In a typical recruiting session, the researchers found that male employees would play the expert role, explaining the technology behind the company and leading the presentations. Meanwhile, women employees would be out of the spotlight, setting up food and decorations and handing out raffle tickets. At one company, a “male presenter urged the students to pass their raffle tickets down to the ‘lovely ladies.’ ”
If women recruiters did speak, it was most likely to be about work-life balance and company culture.
“If the company sends a female engineer, often she has no speaking role at all. If she does speak, her segment centers on ‘company culture’ or the company’s vision. Other women recruiters are in charge of handing out swag and other materials or managing logistics. The ‘hard-core’ technical material belongs to the male presenters,” the study stated.
A ‘frat house’ environment
Women would be further alienated by the gendered swag and male cultural references being used in a presentation. One company handed out notebooks that read, “Finding your faults, just like mom.” One CEO used Mad Men’s 1960’s sexist protagonist Don Draper to frame his whole presentation.
“By emphasizing geeky masculinity, they risk appealing only to a narrow range of men and virtually no women. Smaller companies, in particular, compound this problem through the use of gendered swag, frequent references to geeky movies and TV-shows, and masculine cultural icons. The result is an environment that often feels like a fraternity house,” the study concluded.

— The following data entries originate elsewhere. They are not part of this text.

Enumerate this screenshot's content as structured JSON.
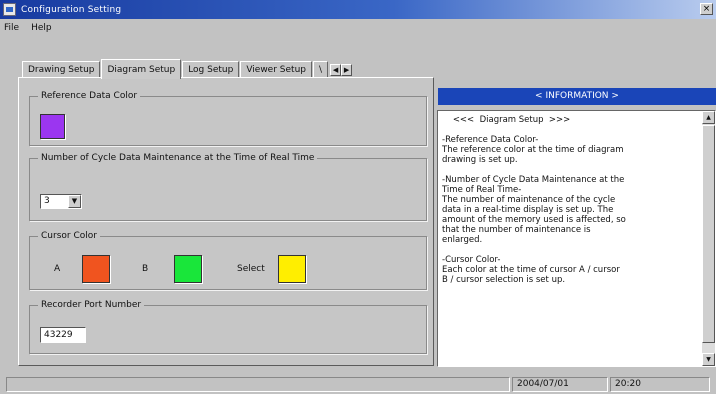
{
  "window": {
    "title": "Configuration Setting",
    "close_label": "×"
  },
  "menu": [
    {
      "label": "File"
    },
    {
      "label": "Help"
    }
  ],
  "tabs": [
    {
      "label": "Drawing Setup"
    },
    {
      "label": "Diagram Setup"
    },
    {
      "label": "Log Setup"
    },
    {
      "label": "Viewer Setup"
    },
    {
      "label": "\\"
    }
  ],
  "tab_scroll": {
    "left": "◀",
    "right": "▶"
  },
  "diagram_setup": {
    "reference_data_color": {
      "title": "Reference Data Color",
      "color": "#9b36f0"
    },
    "cycle_maintenance": {
      "title": "Number of Cycle Data Maintenance at the Time of Real Time",
      "value": "3",
      "arrow": "▼"
    },
    "cursor_color": {
      "title": "Cursor Color",
      "a_label": "A",
      "a_color": "#f0541f",
      "b_label": "B",
      "b_color": "#19e63a",
      "select_label": "Select",
      "select_color": "#ffee00"
    },
    "recorder_port": {
      "title": "Recorder Port Number",
      "value": "43229"
    }
  },
  "information": {
    "header": "< INFORMATION >",
    "text": "    <<<  Diagram Setup  >>>\n\n-Reference Data Color-\nThe reference color at the time of diagram\ndrawing is set up.\n\n-Number of Cycle Data Maintenance at the\nTime of Real Time-\nThe number of maintenance of the cycle\ndata in a real-time display is set up. The\namount of the memory used is affected, so\nthat the number of maintenance is\nenlarged.\n\n-Cursor Color-\nEach color at the time of cursor A / cursor\nB / cursor selection is set up.",
    "scroll_up": "▲",
    "scroll_down": "▼"
  },
  "status": {
    "date": "2004/07/01",
    "time": "20:20"
  }
}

Start-up founders would mention the lack of sleep employees would get, as a point of pride. Without apparent irony, one male presenter for a startup told students that they could visit “the office ‘any time of day: 12 a.m., 2 a.m.’, because employees will be there all times of day or night.” Citing research on how women are expected to take the bulk of family responsibilities, the researchers noted that this lack of work-life balance would be especially off-putting to women students.

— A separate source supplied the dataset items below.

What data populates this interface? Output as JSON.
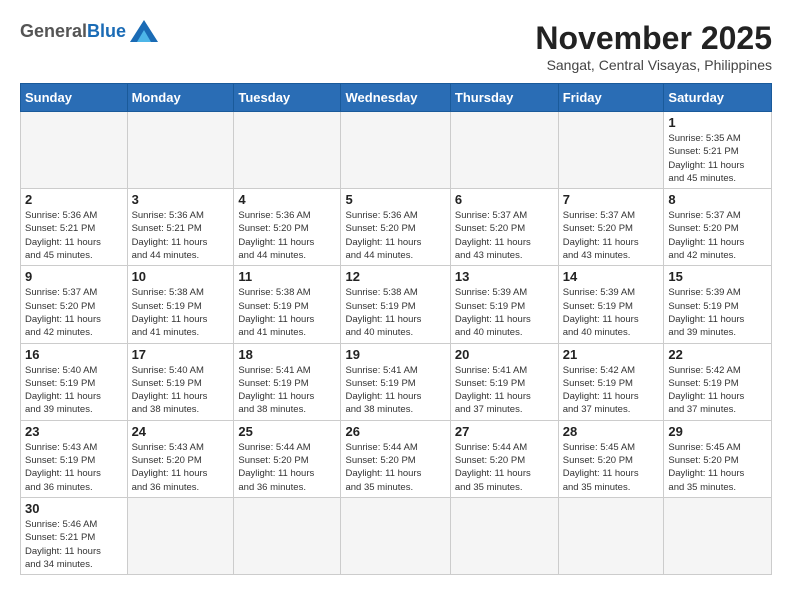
{
  "header": {
    "logo_general": "General",
    "logo_blue": "Blue",
    "month_title": "November 2025",
    "subtitle": "Sangat, Central Visayas, Philippines"
  },
  "days_of_week": [
    "Sunday",
    "Monday",
    "Tuesday",
    "Wednesday",
    "Thursday",
    "Friday",
    "Saturday"
  ],
  "weeks": [
    [
      {
        "day": "",
        "info": ""
      },
      {
        "day": "",
        "info": ""
      },
      {
        "day": "",
        "info": ""
      },
      {
        "day": "",
        "info": ""
      },
      {
        "day": "",
        "info": ""
      },
      {
        "day": "",
        "info": ""
      },
      {
        "day": "1",
        "info": "Sunrise: 5:35 AM\nSunset: 5:21 PM\nDaylight: 11 hours\nand 45 minutes."
      }
    ],
    [
      {
        "day": "2",
        "info": "Sunrise: 5:36 AM\nSunset: 5:21 PM\nDaylight: 11 hours\nand 45 minutes."
      },
      {
        "day": "3",
        "info": "Sunrise: 5:36 AM\nSunset: 5:21 PM\nDaylight: 11 hours\nand 44 minutes."
      },
      {
        "day": "4",
        "info": "Sunrise: 5:36 AM\nSunset: 5:20 PM\nDaylight: 11 hours\nand 44 minutes."
      },
      {
        "day": "5",
        "info": "Sunrise: 5:36 AM\nSunset: 5:20 PM\nDaylight: 11 hours\nand 44 minutes."
      },
      {
        "day": "6",
        "info": "Sunrise: 5:37 AM\nSunset: 5:20 PM\nDaylight: 11 hours\nand 43 minutes."
      },
      {
        "day": "7",
        "info": "Sunrise: 5:37 AM\nSunset: 5:20 PM\nDaylight: 11 hours\nand 43 minutes."
      },
      {
        "day": "8",
        "info": "Sunrise: 5:37 AM\nSunset: 5:20 PM\nDaylight: 11 hours\nand 42 minutes."
      }
    ],
    [
      {
        "day": "9",
        "info": "Sunrise: 5:37 AM\nSunset: 5:20 PM\nDaylight: 11 hours\nand 42 minutes."
      },
      {
        "day": "10",
        "info": "Sunrise: 5:38 AM\nSunset: 5:19 PM\nDaylight: 11 hours\nand 41 minutes."
      },
      {
        "day": "11",
        "info": "Sunrise: 5:38 AM\nSunset: 5:19 PM\nDaylight: 11 hours\nand 41 minutes."
      },
      {
        "day": "12",
        "info": "Sunrise: 5:38 AM\nSunset: 5:19 PM\nDaylight: 11 hours\nand 40 minutes."
      },
      {
        "day": "13",
        "info": "Sunrise: 5:39 AM\nSunset: 5:19 PM\nDaylight: 11 hours\nand 40 minutes."
      },
      {
        "day": "14",
        "info": "Sunrise: 5:39 AM\nSunset: 5:19 PM\nDaylight: 11 hours\nand 40 minutes."
      },
      {
        "day": "15",
        "info": "Sunrise: 5:39 AM\nSunset: 5:19 PM\nDaylight: 11 hours\nand 39 minutes."
      }
    ],
    [
      {
        "day": "16",
        "info": "Sunrise: 5:40 AM\nSunset: 5:19 PM\nDaylight: 11 hours\nand 39 minutes."
      },
      {
        "day": "17",
        "info": "Sunrise: 5:40 AM\nSunset: 5:19 PM\nDaylight: 11 hours\nand 38 minutes."
      },
      {
        "day": "18",
        "info": "Sunrise: 5:41 AM\nSunset: 5:19 PM\nDaylight: 11 hours\nand 38 minutes."
      },
      {
        "day": "19",
        "info": "Sunrise: 5:41 AM\nSunset: 5:19 PM\nDaylight: 11 hours\nand 38 minutes."
      },
      {
        "day": "20",
        "info": "Sunrise: 5:41 AM\nSunset: 5:19 PM\nDaylight: 11 hours\nand 37 minutes."
      },
      {
        "day": "21",
        "info": "Sunrise: 5:42 AM\nSunset: 5:19 PM\nDaylight: 11 hours\nand 37 minutes."
      },
      {
        "day": "22",
        "info": "Sunrise: 5:42 AM\nSunset: 5:19 PM\nDaylight: 11 hours\nand 37 minutes."
      }
    ],
    [
      {
        "day": "23",
        "info": "Sunrise: 5:43 AM\nSunset: 5:19 PM\nDaylight: 11 hours\nand 36 minutes."
      },
      {
        "day": "24",
        "info": "Sunrise: 5:43 AM\nSunset: 5:20 PM\nDaylight: 11 hours\nand 36 minutes."
      },
      {
        "day": "25",
        "info": "Sunrise: 5:44 AM\nSunset: 5:20 PM\nDaylight: 11 hours\nand 36 minutes."
      },
      {
        "day": "26",
        "info": "Sunrise: 5:44 AM\nSunset: 5:20 PM\nDaylight: 11 hours\nand 35 minutes."
      },
      {
        "day": "27",
        "info": "Sunrise: 5:44 AM\nSunset: 5:20 PM\nDaylight: 11 hours\nand 35 minutes."
      },
      {
        "day": "28",
        "info": "Sunrise: 5:45 AM\nSunset: 5:20 PM\nDaylight: 11 hours\nand 35 minutes."
      },
      {
        "day": "29",
        "info": "Sunrise: 5:45 AM\nSunset: 5:20 PM\nDaylight: 11 hours\nand 35 minutes."
      }
    ],
    [
      {
        "day": "30",
        "info": "Sunrise: 5:46 AM\nSunset: 5:21 PM\nDaylight: 11 hours\nand 34 minutes."
      },
      {
        "day": "",
        "info": ""
      },
      {
        "day": "",
        "info": ""
      },
      {
        "day": "",
        "info": ""
      },
      {
        "day": "",
        "info": ""
      },
      {
        "day": "",
        "info": ""
      },
      {
        "day": "",
        "info": ""
      }
    ]
  ]
}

Overall, the male-dominated messages were discouraging to women, signaling that they would not be a good company fit. They show us that the pipeline problem may not lie with promising individuals being overlooked, but with companies sending the wrong message that not all are welcome.
Yes, you can attract women into technology careers. STEM is one of the fastest-growing industries. But the next step of inclusion is making these women engineers and scientists feel welcome enough to stay.
And for that to happen, strong women candidates need to see strong women role models not just surviving at companies, but thriving.